Pfizer’s oral obesity ambitions take a blow
Pfizer’s discontinuation of once-daily lotiglipron hands the advantage back to Lilly.
Pfizer had always said it was going to take only one of its oral GLP-1 contenders into phase 3. But the group gave investors an unpleasant surprise this morning by plumping for twice-daily danuglipron rather than once-daily lotiglipron, putting the group at a convenience disadvantage to rivals such as Lilly.
True, Pfizer said it was going to develop a once-daily modified release version of danuglipron, but this would presumably result in a delay to this programme. And the bad news for the group coincided with Lilly showing impressive weight loss with its once-daily contender orforglipron at the ADA meeting on Saturday.

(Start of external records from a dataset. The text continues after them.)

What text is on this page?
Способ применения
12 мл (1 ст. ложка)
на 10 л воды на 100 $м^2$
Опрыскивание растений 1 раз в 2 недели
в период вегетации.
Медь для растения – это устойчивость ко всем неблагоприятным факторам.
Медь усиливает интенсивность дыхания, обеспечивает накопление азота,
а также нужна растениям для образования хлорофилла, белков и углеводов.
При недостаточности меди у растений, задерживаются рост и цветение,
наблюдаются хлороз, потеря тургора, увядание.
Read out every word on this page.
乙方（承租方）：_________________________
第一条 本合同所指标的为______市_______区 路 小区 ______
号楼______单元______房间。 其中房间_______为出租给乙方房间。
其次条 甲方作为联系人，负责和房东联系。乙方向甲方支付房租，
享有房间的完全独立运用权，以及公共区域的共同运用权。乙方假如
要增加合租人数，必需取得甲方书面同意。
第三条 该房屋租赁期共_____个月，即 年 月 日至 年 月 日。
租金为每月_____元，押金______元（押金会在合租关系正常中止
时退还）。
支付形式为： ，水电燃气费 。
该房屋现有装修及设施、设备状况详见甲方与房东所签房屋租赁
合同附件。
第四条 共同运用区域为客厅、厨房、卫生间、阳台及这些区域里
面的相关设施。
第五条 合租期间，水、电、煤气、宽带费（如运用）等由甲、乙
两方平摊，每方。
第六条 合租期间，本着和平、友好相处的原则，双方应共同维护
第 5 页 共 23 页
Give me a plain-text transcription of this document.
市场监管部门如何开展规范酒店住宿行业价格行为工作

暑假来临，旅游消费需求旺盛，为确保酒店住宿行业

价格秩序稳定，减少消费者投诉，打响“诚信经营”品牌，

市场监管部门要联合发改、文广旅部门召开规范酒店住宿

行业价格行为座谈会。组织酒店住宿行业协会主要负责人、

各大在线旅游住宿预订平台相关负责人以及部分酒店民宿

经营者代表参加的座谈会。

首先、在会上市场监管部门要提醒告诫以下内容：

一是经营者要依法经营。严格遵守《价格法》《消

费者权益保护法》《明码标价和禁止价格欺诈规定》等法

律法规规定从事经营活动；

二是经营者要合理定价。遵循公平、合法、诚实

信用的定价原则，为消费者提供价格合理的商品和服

Pfizer’s shares opened down 3% this morning, with the news compounding concerns about its pipeline generally, as well as GLP-1s specifically. The company has previously said this class could be worth $90bn in sales by 2030.
Liver enzyme elevations
Pfizer made its decision after seeing elevated liver enzymes in trials of lotiglipron. The group added that such elevations had not been observed with danuglipron, which has completed phase 2 in type 2 diabetes and is in a mid-stage obesity study.
However, Evercore ISI’s Umer Raffat asked: “Are we sure danuglipron won’t suffer lotiglipron’s fate?” He highlighted a number of cases of alanine aminotransferase increases with the highest dose of danuglipron in a phase 1 diabetes trial. He also raised the potential for heart rhythm issues with danuglipron following QT interval increases seen in the phase 2 diabetes trial.
Pfizer will need to assuage side-effect worries when it reports data from the obesity trial of danuglipron later this year. The group will also need to show at least 15% weight loss versus baseline – the bar that has now been set by Lilly.
15% weight loss
The ADA abstract for the Lilly project had detailed 12.6% weight loss with the highest dose of orforglipron at 26 weeks – the phase 2 study’s primary endpoint.
Full data, presented on Saturday and published simultaneously in the NEJM, showed that this increased to 14.7% at 36 weeks. And weight loss had not plateaued by this time point, raising the possibility of even greater improvement over time, the authors noted.
Orforglipron still looks short of Lilly's injected GIP/GLP-1 dual agonist Mounjaro, which remains the project to beat.
As with other GLP-1s, the rate of gastrointestinal effects was high. Notably, 58% of patients receiving 24mg, one of the middle doses of orforglipron, experienced nausea. The investigators put this down to a different dose-escalation schedule than was used in the other cohorts, with a higher starting dose and faster escalation.
They hope to improve orforglipron’s tolerability profile by starting lower and going slower; as such, adjustments are planned for the ongoing phase 3 programme.
Lilly is not the most advanced oral GLP-1 player: Novo Nordisk already has a product approved for diabetes, Rybelsus, and is ahead with an obesity pill. However, Lilly and Pfizer reckon they can avoid the strict food and water requirements needed with Novo’s drug.
Another contender in the oral GLP-1 race, Structure Therapeutics, had early data on its project GSBR-1290 at ADA and rose 5% this morning. But Astrazeneca recently discontinued an early trial of its oral GLP-1 AZD0186, saying the asset was not sufficiently differentiated versus standard of care.